3月のライオン(8) / 羽海野チカ
内容
新人王となった零は様々な人々の期待を受け宗谷名人との記念対局に臨む。この対局をきっかけに零は宗谷の重大な秘密を知ることになる。
一方、島田八段は棋匠戦で初タイトルをかけ柳原棋匠と死闘を繰り広げていた…
お互いのすべてを出し尽くした勝負の行方は…?「戦い続ける事」その重さを読者の方に問いかけます。
裏表紙より
感想
宗谷名人はやっぱり和服が似合う!
8巻では、どこか人間離れしている宗谷名人のある秘密が明かされます。不思議な人でつかみどころがなかったけど、少し身近に感じられました。
それから負けた相手にも、楽しくてもう一度指したいと思わせる宗谷名人はやはりすごい。どんな対局だったのでしょうか。将棋が分からないのがとても残念です。
後半は島田さんと柳原さんのタイトル戦となります。

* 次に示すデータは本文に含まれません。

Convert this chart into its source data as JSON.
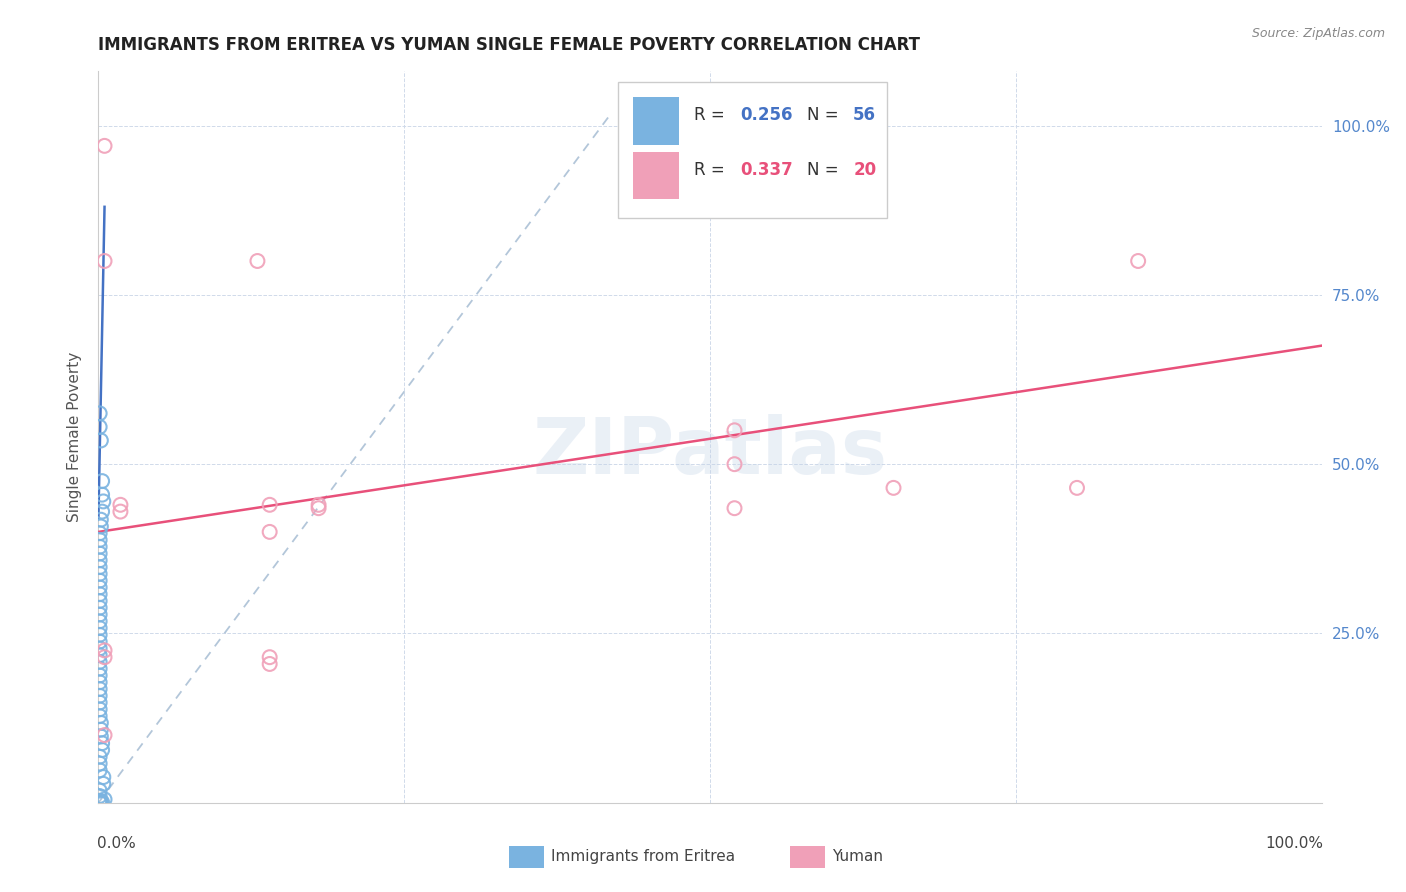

前半の桐山と宗谷名人の戦いが静かに流れるように過ぎていったのに対してこちらはメラメラと激しく燃え盛る戦いとなっています。
初タイトルを奪取したい島田さんと「永世棋匠」の獲得がかかった柳原さんの戦いなので激しく燃え上がるのは当たり前なのです!
私は島田さんが好きなのですが、今回は柳原さんがかっこよかったです。
いろんな人の期待を背負った柳原さん。 それは重くて、時にがんじがらめになり身動きがとれなくなります。
ーずっと考えてた
俺から将棋をとったら何が残るんだろう······
ーまるで焼け野っ原にいるみてーだ···
ー駄目だ!!
わからんがこれは俺が絶対に手離しちゃいけねぇもんだ!!
オレが担いで届けるものだ!!
精一杯頑張った人間が最後に辿り着く場所が焼野ヶ原なんかであってたまるものか!!
時が経てば焼け野っ原には嫌でもまたあっという間に草がはえる
一面の緑になる
それを一緒に見るんだよ!!
ーでもな俺は覚えている
好きなヤツも嫌いなヤツも
山程いたが間違いねえ
ー今の俺はその全部のカケラでできている
「たすき」ってのは「期待」だ
何百何千とかけられたそれは時に身動きとれぬ程重いものであったが火だるまになる恐怖からも重く逃げ出さぬように縛りつけてくれていた
ーだとしたら俺はひょっとしてこの「重さ」のおかげでここまで逃げずに来れたとも言えるのか···
引用は2つとも柳原さんのものです。
いざというときに頼りになるのは「人々の思い」なんだ、一緒に勝利を味わいたい!と心を燃やす柳原さんがとてもかっこいいです。
私も人との繋がりをもっと大事にしたいと思いました。